Wet paint, heavy equipment and exposed wiring still fill the new housing development at 950 W. El Camino Real in Mountain View. But within the week, it will be home to dozens of people in need of an affordable place to live.
The Luna Vista apartments mark the latest addition to the city's limited supply of affordable housing, opening its doors as city officials search for ways to build thousands more units just like it. Luna Vista has 70 studio apartments for residents making well below the area's median income, including 15 units reserved specifically for adults with developmental disabilities.
The project is located on prime real estate near downtown Mountain View and a short walk from public transit, replacing a Taco Bell with high-density housing. The 70-unit development's density works out to the equivalent of 117 units per acre -- far more than most housing in the city. Though each compact unit is a 400 square feet, they're all designed to "live larger," with fold-out tables and curtain-covered closets, said Diane Harvey Dittmar, Alta Housing's project manager.
Hanging from the front of the building are glass panels that project colorful artwork based on the direction of the sun. Artwork for Luna Vista was designed by clients from the Morgan Autism Center.
While under development, Luna Vista had a reputation for being extremely expensive to build, coming out at more than $700,000 per unit and requiring a city subsidy exceeding $22 million. Despite the huge need for affordable housing, the $49.4 million price tag on the project was enough to give Mountain View City Council members heartburn.

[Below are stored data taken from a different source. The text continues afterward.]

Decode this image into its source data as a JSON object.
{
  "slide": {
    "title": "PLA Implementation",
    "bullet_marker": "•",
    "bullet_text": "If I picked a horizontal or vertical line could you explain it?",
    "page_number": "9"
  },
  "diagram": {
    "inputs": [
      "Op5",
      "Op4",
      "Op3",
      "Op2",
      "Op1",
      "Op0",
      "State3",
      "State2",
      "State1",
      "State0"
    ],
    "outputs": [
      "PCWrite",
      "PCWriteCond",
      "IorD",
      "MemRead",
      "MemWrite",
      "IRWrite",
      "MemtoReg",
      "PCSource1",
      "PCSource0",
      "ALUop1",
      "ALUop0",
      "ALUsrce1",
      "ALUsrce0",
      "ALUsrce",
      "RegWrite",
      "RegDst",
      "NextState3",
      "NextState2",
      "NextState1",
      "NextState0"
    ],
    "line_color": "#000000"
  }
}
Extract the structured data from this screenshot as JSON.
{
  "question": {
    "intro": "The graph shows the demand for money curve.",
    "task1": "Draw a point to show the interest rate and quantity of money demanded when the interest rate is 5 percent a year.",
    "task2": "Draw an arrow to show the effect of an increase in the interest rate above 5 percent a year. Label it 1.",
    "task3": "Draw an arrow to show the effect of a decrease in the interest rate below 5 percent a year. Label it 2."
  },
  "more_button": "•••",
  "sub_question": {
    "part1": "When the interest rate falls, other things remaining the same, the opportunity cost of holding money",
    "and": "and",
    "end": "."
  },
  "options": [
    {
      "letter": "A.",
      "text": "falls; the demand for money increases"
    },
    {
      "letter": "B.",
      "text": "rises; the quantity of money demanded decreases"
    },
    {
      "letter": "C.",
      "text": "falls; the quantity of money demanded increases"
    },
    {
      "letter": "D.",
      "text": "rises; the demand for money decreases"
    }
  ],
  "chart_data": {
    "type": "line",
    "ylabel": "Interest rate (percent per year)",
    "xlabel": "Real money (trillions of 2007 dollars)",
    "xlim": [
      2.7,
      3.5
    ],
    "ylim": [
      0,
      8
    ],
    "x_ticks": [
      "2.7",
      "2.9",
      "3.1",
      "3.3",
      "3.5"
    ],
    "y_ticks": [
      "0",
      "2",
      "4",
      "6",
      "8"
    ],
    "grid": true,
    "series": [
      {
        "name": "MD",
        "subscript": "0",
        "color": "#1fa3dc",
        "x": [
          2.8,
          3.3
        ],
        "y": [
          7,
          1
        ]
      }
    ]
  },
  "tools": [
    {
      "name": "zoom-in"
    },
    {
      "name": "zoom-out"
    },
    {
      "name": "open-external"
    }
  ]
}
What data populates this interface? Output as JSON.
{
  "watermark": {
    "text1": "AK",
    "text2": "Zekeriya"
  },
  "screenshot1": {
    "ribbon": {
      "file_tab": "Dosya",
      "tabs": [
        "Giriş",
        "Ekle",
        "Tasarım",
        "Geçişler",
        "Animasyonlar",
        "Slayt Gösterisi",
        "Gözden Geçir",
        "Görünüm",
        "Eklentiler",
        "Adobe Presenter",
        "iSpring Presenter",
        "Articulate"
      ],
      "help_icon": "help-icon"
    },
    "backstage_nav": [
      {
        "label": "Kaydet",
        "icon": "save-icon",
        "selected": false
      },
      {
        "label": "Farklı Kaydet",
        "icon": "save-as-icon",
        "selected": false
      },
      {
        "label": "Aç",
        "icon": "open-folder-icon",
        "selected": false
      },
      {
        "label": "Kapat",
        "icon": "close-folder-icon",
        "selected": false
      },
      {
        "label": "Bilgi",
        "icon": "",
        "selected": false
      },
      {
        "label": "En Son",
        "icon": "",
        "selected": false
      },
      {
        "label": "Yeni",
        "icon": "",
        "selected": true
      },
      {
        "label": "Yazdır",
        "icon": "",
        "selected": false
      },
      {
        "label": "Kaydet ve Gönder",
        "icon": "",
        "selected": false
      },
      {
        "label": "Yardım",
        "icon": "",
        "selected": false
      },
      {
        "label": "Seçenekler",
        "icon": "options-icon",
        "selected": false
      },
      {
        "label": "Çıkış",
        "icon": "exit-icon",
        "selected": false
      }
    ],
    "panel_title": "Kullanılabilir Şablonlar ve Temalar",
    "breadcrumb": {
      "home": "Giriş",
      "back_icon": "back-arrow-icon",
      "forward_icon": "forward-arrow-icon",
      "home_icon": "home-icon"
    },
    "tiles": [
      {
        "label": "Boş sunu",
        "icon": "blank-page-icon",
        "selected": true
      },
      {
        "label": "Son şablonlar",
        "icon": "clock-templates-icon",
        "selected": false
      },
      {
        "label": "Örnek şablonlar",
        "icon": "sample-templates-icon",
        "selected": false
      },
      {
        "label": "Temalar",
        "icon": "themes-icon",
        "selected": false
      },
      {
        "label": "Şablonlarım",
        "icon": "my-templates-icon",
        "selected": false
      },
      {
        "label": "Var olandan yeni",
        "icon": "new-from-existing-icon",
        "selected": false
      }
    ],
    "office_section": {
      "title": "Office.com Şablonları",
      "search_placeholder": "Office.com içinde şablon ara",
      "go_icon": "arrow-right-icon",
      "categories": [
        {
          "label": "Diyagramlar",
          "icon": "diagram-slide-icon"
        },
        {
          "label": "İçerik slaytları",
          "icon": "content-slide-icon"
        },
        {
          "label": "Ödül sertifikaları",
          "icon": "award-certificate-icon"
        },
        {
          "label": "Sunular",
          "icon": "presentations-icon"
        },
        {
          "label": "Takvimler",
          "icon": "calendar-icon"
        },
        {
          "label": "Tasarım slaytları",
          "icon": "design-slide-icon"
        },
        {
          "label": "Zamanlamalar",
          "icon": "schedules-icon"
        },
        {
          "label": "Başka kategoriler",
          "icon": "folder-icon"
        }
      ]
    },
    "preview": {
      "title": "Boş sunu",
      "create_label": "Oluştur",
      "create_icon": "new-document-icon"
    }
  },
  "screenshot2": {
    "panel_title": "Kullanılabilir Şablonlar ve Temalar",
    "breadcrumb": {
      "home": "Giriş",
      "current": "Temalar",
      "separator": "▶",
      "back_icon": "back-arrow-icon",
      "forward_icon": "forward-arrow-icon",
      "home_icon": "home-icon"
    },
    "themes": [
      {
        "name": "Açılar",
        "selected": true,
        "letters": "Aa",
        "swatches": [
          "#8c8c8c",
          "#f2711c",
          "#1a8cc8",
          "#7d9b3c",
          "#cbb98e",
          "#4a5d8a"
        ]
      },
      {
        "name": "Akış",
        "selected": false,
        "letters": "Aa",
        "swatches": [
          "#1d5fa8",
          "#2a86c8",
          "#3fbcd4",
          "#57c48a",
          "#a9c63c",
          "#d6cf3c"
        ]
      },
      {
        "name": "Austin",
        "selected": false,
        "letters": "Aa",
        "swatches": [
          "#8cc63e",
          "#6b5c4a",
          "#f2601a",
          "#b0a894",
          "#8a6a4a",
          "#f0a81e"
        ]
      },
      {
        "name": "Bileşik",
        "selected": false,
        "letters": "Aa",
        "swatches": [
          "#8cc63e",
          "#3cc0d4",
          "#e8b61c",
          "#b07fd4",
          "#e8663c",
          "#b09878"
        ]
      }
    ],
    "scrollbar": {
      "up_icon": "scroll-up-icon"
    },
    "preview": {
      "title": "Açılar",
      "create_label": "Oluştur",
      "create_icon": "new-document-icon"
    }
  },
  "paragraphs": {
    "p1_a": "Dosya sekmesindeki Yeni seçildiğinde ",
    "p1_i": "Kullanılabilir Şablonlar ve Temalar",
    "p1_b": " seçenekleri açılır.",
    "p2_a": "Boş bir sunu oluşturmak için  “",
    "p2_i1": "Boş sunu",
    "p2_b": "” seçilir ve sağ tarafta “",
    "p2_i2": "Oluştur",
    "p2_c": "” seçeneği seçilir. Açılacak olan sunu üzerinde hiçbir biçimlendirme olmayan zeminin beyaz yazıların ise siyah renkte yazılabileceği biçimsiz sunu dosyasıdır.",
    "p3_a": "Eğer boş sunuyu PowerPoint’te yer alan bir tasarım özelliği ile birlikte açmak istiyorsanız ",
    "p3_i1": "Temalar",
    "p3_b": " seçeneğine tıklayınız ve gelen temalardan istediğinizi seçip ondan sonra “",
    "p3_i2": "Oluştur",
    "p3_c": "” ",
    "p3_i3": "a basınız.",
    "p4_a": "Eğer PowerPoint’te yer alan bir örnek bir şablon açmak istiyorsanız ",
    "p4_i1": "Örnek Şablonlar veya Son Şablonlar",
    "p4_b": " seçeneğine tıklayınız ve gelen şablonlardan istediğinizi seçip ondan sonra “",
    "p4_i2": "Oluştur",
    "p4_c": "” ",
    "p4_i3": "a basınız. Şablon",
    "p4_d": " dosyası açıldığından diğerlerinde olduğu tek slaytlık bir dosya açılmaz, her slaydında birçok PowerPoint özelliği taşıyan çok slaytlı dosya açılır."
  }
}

At the time, Alta Housing officials cited the high cost of land as the culprit, but since then construction costs have soared as well. Recent projects to come before the city, including one on La Avenida and another on Montecito Avenue, cost a comparable amount per unit.
Though cost-conscious and careful to keep the price down, Alta Housing CEO Randy Tsuda said they didn't skimp, and strategically used extra money to create a "great" living environment to serve tenants regardless of their income. Added amenities including a communal lobby and balcony on every floor, along with a spacious roof deck with a view that extends to the Bay.
"It proves you can do that for an affordable project, not just in the expensive market-rate projects that we're seeing," Tsuda said.
Rather than create a box-shaped building mirroring other residential development down El Camino, Tsuda said there was a strategic use of warm materials and a large, curved feature on the front. The design was inspired by some of the older buildings that used to exist on El Camino, Tsuda said, similar to the streamlined modern style of old drive-ins and gas stations.
Relative to other cities in the Bay Area, Mountain View has built a significant amount of housing in recent years, including hundreds of units for low-income residents and families. But it still falls well short of affordable housing targets set forth by the state. Between 2015 and 2023, the city was asked to build 1,833 deed-restricted, below-market rate units, but city staff reports from earlier this year show the city had only issued permits for 448 units -- less than a quarter of the target.
The shortfall doesn't bode well for the city's newest housing goals. California's Regional Housing Needs Assessment (RHNA) calls for Mountain View to zone for 11,135 new homes, which includes a target of 6,255 deed-restricted units for lower-income households -- an order of magnitude more than what has historically been built in the city. Early strategies for meeting that ambitious target include finding new funding sources and partnering with other agencies to help pay for the high cost of housing.
Alta Housing, for its part, is expected to be one of the players to help Mountain View reach its affordable housing target, with plans already in the works to redevelop a downtown parking lot and build a 105-unit complex next door to Public Storage.